Available Light Travel Tips

Available light, unavailable light, available darkness, or low light. It doesn’t matter what you call it, the truth is that the most rewarding photographs can be produced when working under challenging lighting conditions. There are several reasons for this:

First, there’s the thrill of overcoming technical obstacles that might normally prevent you from producing a well-exposed image. Second, photographs made under conditions different from the “F16 and the sun over your right shoulder” instruction-sheet standard have a more eye-catching look. Third, since most photographs are made during the middle of the day, taking the time to search out other than normal lighting conditions will produce photographs that are different from the rest of the pack’s. To make successful low light images you’ll want to start with a combination of fast lenses and ISO settings often combined with a slow shutter speed.
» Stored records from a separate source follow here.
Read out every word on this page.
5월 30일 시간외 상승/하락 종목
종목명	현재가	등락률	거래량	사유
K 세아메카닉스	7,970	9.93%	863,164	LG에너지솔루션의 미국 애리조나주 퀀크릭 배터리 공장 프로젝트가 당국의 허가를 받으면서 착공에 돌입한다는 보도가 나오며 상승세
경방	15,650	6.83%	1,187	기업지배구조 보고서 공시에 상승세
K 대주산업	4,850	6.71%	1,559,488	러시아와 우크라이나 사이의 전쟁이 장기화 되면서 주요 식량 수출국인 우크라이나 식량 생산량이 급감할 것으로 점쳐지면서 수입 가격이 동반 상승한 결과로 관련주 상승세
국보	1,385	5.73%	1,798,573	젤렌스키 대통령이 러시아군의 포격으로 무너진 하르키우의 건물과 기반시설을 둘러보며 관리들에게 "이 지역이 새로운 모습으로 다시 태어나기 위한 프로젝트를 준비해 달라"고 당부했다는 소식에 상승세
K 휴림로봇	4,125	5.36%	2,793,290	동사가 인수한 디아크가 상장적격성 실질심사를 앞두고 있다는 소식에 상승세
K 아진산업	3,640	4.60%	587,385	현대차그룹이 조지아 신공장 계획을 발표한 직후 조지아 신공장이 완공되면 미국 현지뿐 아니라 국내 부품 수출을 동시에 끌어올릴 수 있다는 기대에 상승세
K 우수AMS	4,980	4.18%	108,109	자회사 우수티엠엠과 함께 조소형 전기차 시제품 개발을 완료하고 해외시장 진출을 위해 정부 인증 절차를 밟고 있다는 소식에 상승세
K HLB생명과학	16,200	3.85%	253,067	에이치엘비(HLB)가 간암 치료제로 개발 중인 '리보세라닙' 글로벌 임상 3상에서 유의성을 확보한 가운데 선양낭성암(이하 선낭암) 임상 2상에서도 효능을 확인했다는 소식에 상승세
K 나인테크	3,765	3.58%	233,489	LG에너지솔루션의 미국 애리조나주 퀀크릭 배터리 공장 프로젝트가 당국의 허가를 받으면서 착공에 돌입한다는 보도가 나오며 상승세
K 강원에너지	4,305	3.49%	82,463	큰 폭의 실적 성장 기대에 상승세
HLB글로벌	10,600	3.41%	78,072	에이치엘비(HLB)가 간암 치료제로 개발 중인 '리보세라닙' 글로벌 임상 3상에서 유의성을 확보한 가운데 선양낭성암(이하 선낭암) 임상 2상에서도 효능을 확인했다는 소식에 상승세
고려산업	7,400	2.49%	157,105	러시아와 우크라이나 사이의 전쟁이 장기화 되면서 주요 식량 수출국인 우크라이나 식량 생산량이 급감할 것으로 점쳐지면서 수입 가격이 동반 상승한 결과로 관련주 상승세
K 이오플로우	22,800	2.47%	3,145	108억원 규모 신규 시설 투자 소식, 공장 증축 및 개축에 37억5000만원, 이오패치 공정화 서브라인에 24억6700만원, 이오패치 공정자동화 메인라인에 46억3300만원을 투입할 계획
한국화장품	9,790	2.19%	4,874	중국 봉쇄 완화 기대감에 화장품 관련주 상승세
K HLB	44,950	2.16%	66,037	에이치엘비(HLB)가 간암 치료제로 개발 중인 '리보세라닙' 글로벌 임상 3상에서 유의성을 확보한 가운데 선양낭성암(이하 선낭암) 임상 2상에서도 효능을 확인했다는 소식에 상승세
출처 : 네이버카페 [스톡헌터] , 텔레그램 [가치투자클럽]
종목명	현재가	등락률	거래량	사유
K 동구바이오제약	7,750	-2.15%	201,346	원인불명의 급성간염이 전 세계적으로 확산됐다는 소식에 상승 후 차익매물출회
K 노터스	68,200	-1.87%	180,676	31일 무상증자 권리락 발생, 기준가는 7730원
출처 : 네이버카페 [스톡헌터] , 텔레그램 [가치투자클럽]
  • Fast ISO Settings: Unlike using film, digital SLRs can be set to record images at a number of different ISO speeds at any time. While you can always use ISO 200 speed for available light photography, you’ll probably want to bump up your camera’s ISO settings when the light is low. How much will be determined by how much digital noise you can tolerate—that’s exacerbated by slow shutter speeds and high ISO settings.
  • Fast lenses: My favorite lenses for indoor available light photography are fast prime focus lenses but I still occasionally use zoom lenses because you rarely have the kind of choices for camera locations and positions  you have under studio conditions. Forget digital zooms if you care about image quality. Digital zoom crops and saves a small portion of the sensor’s data, then interpolates this new, smaller amount of image data. I call this feature “mostly useless” because it is.
  • Slow shutter speeds: The average photographer can usually hand hold a camera at a shutter speed ’s equal to the reciprocal of the focal length of the lens although I have a suspicion that changes as we get older. Factoid: With focal plane shutters, the effective speed of the curtains at 1/1000’th of a second is the same as it is at 1/30’th of a second. At higher shutter speeds, the only thing changing is a narrowing of the gap between the two curtains. Unlike shooting film under low light conditions with long exposures, digital cameras are not subject to reciprocity failure.
  • Image stabilization lenses: When photographing people, I prefer to allow the subject to remain comfortable, while I contort my body into Houdini-like positions to find a camera angle that works best. I’m not getting any younger and my ability to hold 1/15th of a second consistently is not quite as good as it was a few years ago. This means I’m more than likely to use an image stabilized lens to make sure this technology helps me capture a sharp image.